Чжи-Ган удивленно заморгал, никак не ожидая того, что она посмеет дерзить ему. Все это было так забавно, что он даже улыбнулся. Сестра Мария, однако, крепкий орешек.
— Я дал слово, что помогу тебе уехать из Китая, и сдержу его. Мне абсолютно все равно, каким образом ты исчезнешь из этой страны — уплывешь на корабле или твое бездыханное тело зароют в землю.
— Тогда отпусти меня. Я просто хочу уехать из вашей ужасной страны.
Он покачал головой.
— Согласно твоей истории, мы с тобой безумно любим друг друга. Что скажут люди, если ты возьмешь и уедешь сейчас?
Она сидела, низко опустив голову, и молчала. Как это ни странно, но роль послушной китайской жены очень шла ей. Правда, под этой маской смиренной женщины скрывалась...
— Ты — не монахиня, — вдруг заявил он. — Тот опиум, который курил Цзин-Ли, принадлежал тебе.
Услышав слово «опиум», Анна быстро подняла голову и посмотрела на него. Ее лицо было бледным как полотно.
— Да, — настаивал палач. — Цзин-Ли курил его вместе с нашим капитаном и его семьей. Я нашел и уничтожил твой опиум, но я не уверен, что это был единственный тайник. Я не рискну плыть на этой лодке, пока не очищу ее от заразы.
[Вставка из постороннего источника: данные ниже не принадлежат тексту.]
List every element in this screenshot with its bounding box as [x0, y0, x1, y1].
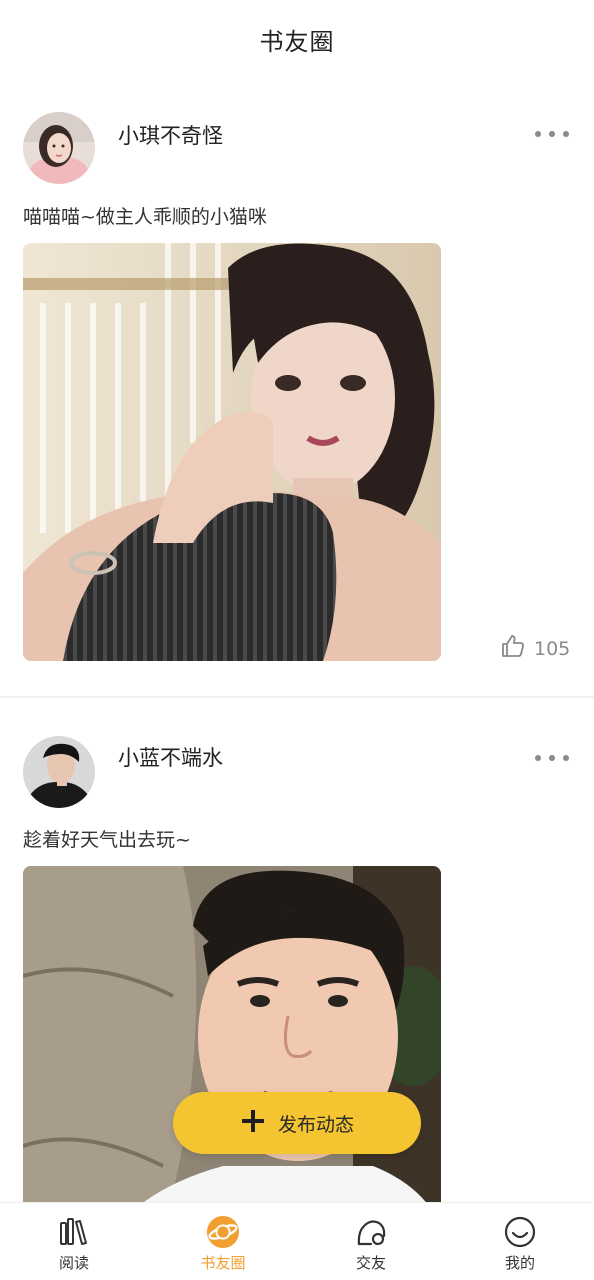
tab-read[interactable]: 阅读 [14, 1203, 134, 1280]
tab-label: 交友 [355, 1254, 386, 1272]
publish-post-label: 发布动态 [277, 1113, 354, 1136]
avatar[interactable] [23, 112, 95, 184]
tab-label: 阅读 [58, 1254, 89, 1272]
author-name[interactable]: 小蓝不端水 [118, 742, 223, 772]
page-title: 书友圈 [259, 27, 335, 56]
tab-make-friends[interactable]: 交友 [311, 1203, 431, 1280]
dot [535, 131, 541, 137]
tab-label: 书友圈 [200, 1254, 246, 1272]
avatar[interactable] [23, 736, 95, 808]
dot [549, 131, 555, 137]
post-text: 喵喵喵~做主人乖顺的小猫咪 [23, 206, 267, 228]
post-photo[interactable] [23, 243, 441, 661]
planet-icon [206, 1215, 240, 1249]
tab-mine[interactable]: 我的 [460, 1203, 580, 1280]
more-options-button[interactable] [532, 122, 572, 146]
bottom-tab-bar: 阅读 书友圈 交友 我的 [0, 1202, 594, 1280]
bookshelf-icon [57, 1215, 91, 1249]
post-text: 趁着好天气出去玩~ [23, 829, 191, 851]
dot [563, 131, 569, 137]
friends-icon [354, 1215, 388, 1249]
dot [563, 755, 569, 761]
tab-label: 我的 [504, 1254, 535, 1272]
post-feed[interactable]: 小琪不奇怪 喵喵喵~做主人乖顺的小猫咪 105 小蓝不端水 趁着好天气出去玩~ [0, 78, 594, 1202]
like-count: 105 [534, 637, 571, 660]
tab-book-circle[interactable]: 书友圈 [163, 1203, 283, 1280]
like-button[interactable]: 105 [500, 633, 570, 664]
thumbs-up-icon [500, 633, 526, 664]
app-screen: 书友圈 小琪不奇怪 喵喵喵~做主人乖顺的小猫咪 105 小蓝不端水 趁着好天气出… [0, 0, 594, 1280]
post-card: 小琪不奇怪 喵喵喵~做主人乖顺的小猫咪 105 [0, 78, 594, 698]
more-options-button[interactable] [532, 746, 572, 770]
top-bar: 书友圈 [0, 0, 594, 78]
dot [549, 755, 555, 761]
smile-icon [503, 1215, 537, 1249]
plus-icon [240, 1108, 266, 1138]
dot [535, 755, 541, 761]
publish-post-button[interactable]: 发布动态 [173, 1092, 421, 1154]
author-name[interactable]: 小琪不奇怪 [118, 120, 223, 150]
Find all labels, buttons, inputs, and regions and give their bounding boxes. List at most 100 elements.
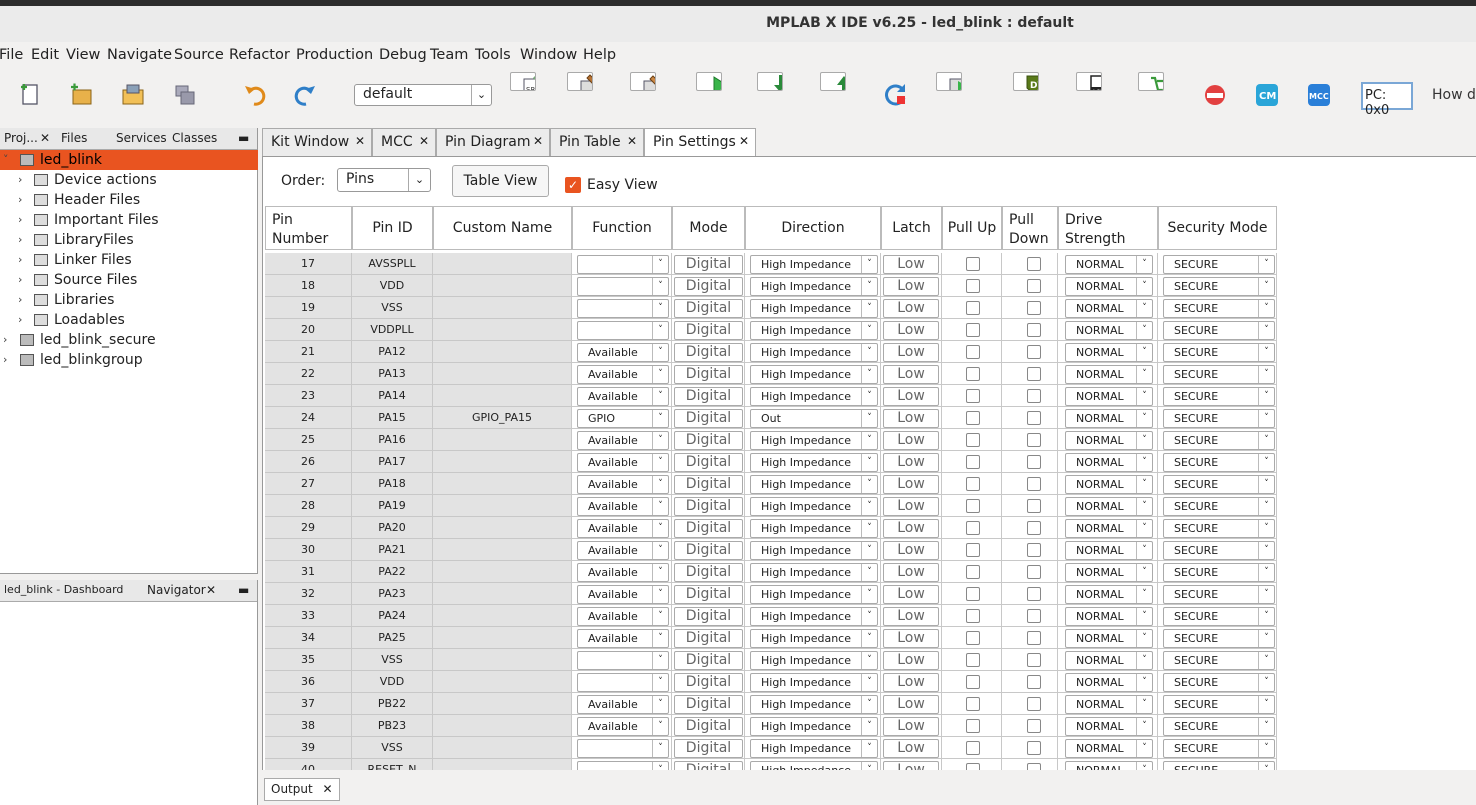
search-hint[interactable]: How do [1432, 87, 1476, 103]
chevron-right-icon[interactable]: › [18, 210, 22, 230]
security-mode-select[interactable]: SECURE ˅ [1163, 431, 1275, 450]
pull-up-checkbox[interactable] [966, 433, 980, 447]
direction-select[interactable]: High Impedance ˅ [750, 717, 878, 736]
latch-field[interactable]: Low [883, 519, 939, 538]
menu-edit[interactable]: Edit [31, 47, 59, 63]
mode-field[interactable]: Digital [674, 409, 743, 428]
security-mode-select[interactable]: SECURE ˅ [1163, 695, 1275, 714]
drive-strength-select[interactable]: NORMAL ˅ [1065, 409, 1153, 428]
latch-field[interactable]: Low [883, 321, 939, 340]
column-header[interactable]: Drive Strength [1058, 206, 1158, 250]
close-icon[interactable]: ✕ [419, 134, 429, 148]
security-mode-select[interactable]: SECURE ˅ [1163, 255, 1275, 274]
security-mode-select[interactable]: SECURE ˅ [1163, 519, 1275, 538]
custom-name-cell[interactable] [433, 649, 572, 671]
close-icon[interactable]: ✕ [627, 134, 637, 148]
pull-down-checkbox[interactable] [1027, 521, 1041, 535]
drive-strength-select[interactable]: NORMAL ˅ [1065, 629, 1153, 648]
security-mode-select[interactable]: SECURE ˅ [1163, 365, 1275, 384]
redo-icon[interactable] [292, 82, 318, 108]
custom-name-cell[interactable] [433, 583, 572, 605]
drive-strength-select[interactable]: NORMAL ˅ [1065, 673, 1153, 692]
pull-up-checkbox[interactable] [966, 631, 980, 645]
mode-field[interactable]: Digital [674, 629, 743, 648]
build-project-icon[interactable] [567, 72, 593, 91]
close-icon[interactable]: ✕ [355, 134, 365, 148]
drive-strength-select[interactable]: NORMAL ˅ [1065, 255, 1153, 274]
custom-name-cell[interactable] [433, 627, 572, 649]
custom-name-cell[interactable] [433, 275, 572, 297]
chevron-right-icon[interactable]: › [18, 230, 22, 250]
close-icon[interactable]: ✕ [323, 782, 333, 796]
easy-view-checkbox[interactable]: ✓ [565, 177, 581, 193]
direction-select[interactable]: High Impedance ˅ [750, 739, 878, 758]
direction-select[interactable]: High Impedance ˅ [750, 519, 878, 538]
pull-down-checkbox[interactable] [1027, 609, 1041, 623]
tab-files[interactable]: Files [61, 131, 87, 145]
security-mode-select[interactable]: SECURE ˅ [1163, 607, 1275, 626]
new-project-icon[interactable] [68, 82, 94, 108]
new-file-icon[interactable] [18, 82, 44, 108]
direction-select[interactable]: Out ˅ [750, 409, 878, 428]
pull-up-checkbox[interactable] [966, 741, 980, 755]
custom-name-cell[interactable] [433, 759, 572, 770]
drive-strength-select[interactable]: NORMAL ˅ [1065, 717, 1153, 736]
mode-field[interactable]: Digital [674, 717, 743, 736]
security-mode-select[interactable]: SECURE ˅ [1163, 585, 1275, 604]
direction-select[interactable]: High Impedance ˅ [750, 299, 878, 318]
function-select[interactable]: Available ˅ [577, 431, 669, 450]
pull-up-checkbox[interactable] [966, 675, 980, 689]
undo-icon[interactable] [242, 82, 268, 108]
security-mode-select[interactable]: SECURE ˅ [1163, 299, 1275, 318]
tab-kit-window[interactable]: Kit Window ✕ [262, 128, 372, 156]
drive-strength-select[interactable]: NORMAL ˅ [1065, 277, 1153, 296]
tree-node[interactable]: › led_blink_secure [3, 330, 156, 350]
tab-projects[interactable]: Proj... [4, 131, 38, 145]
direction-select[interactable]: High Impedance ˅ [750, 607, 878, 626]
function-select[interactable]: Available ˅ [577, 365, 669, 384]
pull-down-checkbox[interactable] [1027, 301, 1041, 315]
tree-node[interactable]: › Header Files [18, 190, 140, 210]
custom-name-cell[interactable] [433, 341, 572, 363]
pull-up-checkbox[interactable] [966, 279, 980, 293]
menu-debug[interactable]: Debug [379, 47, 427, 63]
custom-name-cell[interactable] [433, 693, 572, 715]
tab-output[interactable]: Output ✕ [264, 778, 340, 801]
drive-strength-select[interactable]: NORMAL ˅ [1065, 299, 1153, 318]
mode-field[interactable]: Digital [674, 673, 743, 692]
drive-strength-select[interactable]: NORMAL ˅ [1065, 563, 1153, 582]
drive-strength-select[interactable]: NORMAL ˅ [1065, 761, 1153, 770]
pull-up-checkbox[interactable] [966, 697, 980, 711]
latch-field[interactable]: Low [883, 277, 939, 296]
menu-team[interactable]: Team [430, 47, 468, 63]
drive-strength-select[interactable]: NORMAL ˅ [1065, 453, 1153, 472]
close-icon[interactable]: ✕ [533, 134, 543, 148]
latch-field[interactable]: Low [883, 299, 939, 318]
chevron-right-icon[interactable]: › [18, 290, 22, 310]
custom-name-cell[interactable] [433, 297, 572, 319]
pull-up-checkbox[interactable] [966, 609, 980, 623]
tab-classes[interactable]: Classes [172, 131, 217, 145]
mode-field[interactable]: Digital [674, 519, 743, 538]
pull-up-checkbox[interactable] [966, 323, 980, 337]
program-device-icon[interactable] [757, 72, 783, 91]
pull-up-checkbox[interactable] [966, 653, 980, 667]
tree-node[interactable]: ˅ led_blink [3, 150, 102, 170]
function-select[interactable]: ˅ [577, 761, 669, 770]
pull-down-checkbox[interactable] [1027, 411, 1041, 425]
function-select[interactable]: Available ˅ [577, 695, 669, 714]
menu-file[interactable]: File [0, 47, 23, 63]
security-mode-select[interactable]: SECURE ˅ [1163, 475, 1275, 494]
function-select[interactable]: Available ˅ [577, 497, 669, 516]
mode-field[interactable]: Digital [674, 365, 743, 384]
direction-select[interactable]: High Impedance ˅ [750, 585, 878, 604]
pull-down-checkbox[interactable] [1027, 477, 1041, 491]
chevron-right-icon[interactable]: › [3, 330, 7, 350]
latch-field[interactable]: Low [883, 629, 939, 648]
pull-up-checkbox[interactable] [966, 477, 980, 491]
direction-select[interactable]: High Impedance ˅ [750, 453, 878, 472]
latch-field[interactable]: Low [883, 739, 939, 758]
pull-up-checkbox[interactable] [966, 565, 980, 579]
direction-select[interactable]: High Impedance ˅ [750, 475, 878, 494]
latch-field[interactable]: Low [883, 409, 939, 428]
Капитан, обкурившийся опиумом, не может управлять судном. Не хватало, чтобы он посадил его на мель или разбил о скалы.
Чжи-Ган замолчал и пристально посмотрел на нее. Она изо всех сил старалась казаться спокойной, чтобы скрыть свое отчаяние и страстное желание получить опиум. Ему часто приходилось видеть людей, подверженных этой пагубной страсти.
Он глубоко вздохнул, чувствуя нестерпимую боль во всем теле.
— Ты — наркоманка, — жестко произнес он. И это была горькая правда.
Анна вздрогнула, но не проронила ни слова. Какой смысл отрицать очевидную истину?
— Но как это могло произойти? — не скрывая удивления, спросил он. — Где и у кого белая женщина может приобрести такое количество опиума? — добавил он и посмотрел на свою красавицу жену — лгунью и мошенницу. — По всей вероятности, ты — наркокурьер. Притворившись миссионером, ты доставляла опиум в отдаленные провинции Китая, продавала его, а потом снова возвращалась в Шанхай за новой партией.
Лицо Анны стало смертельно бледным, однако глаза были ясными, а голос звучал громко и уверенно.
— Если это правда, то зачем мне нужно было бежать на юг с мешком опиума?
Всю дорогу до Хуай-ань он задавал себе этот вопрос, но так и не смог найти на него ответ. Все прояснилось несколько минут назад, когда он случайно услышал рассказ сестры Марии о любви и ее желании. Достаточно было внимательно послушать эту историю, и все тайное сразу же стало явным.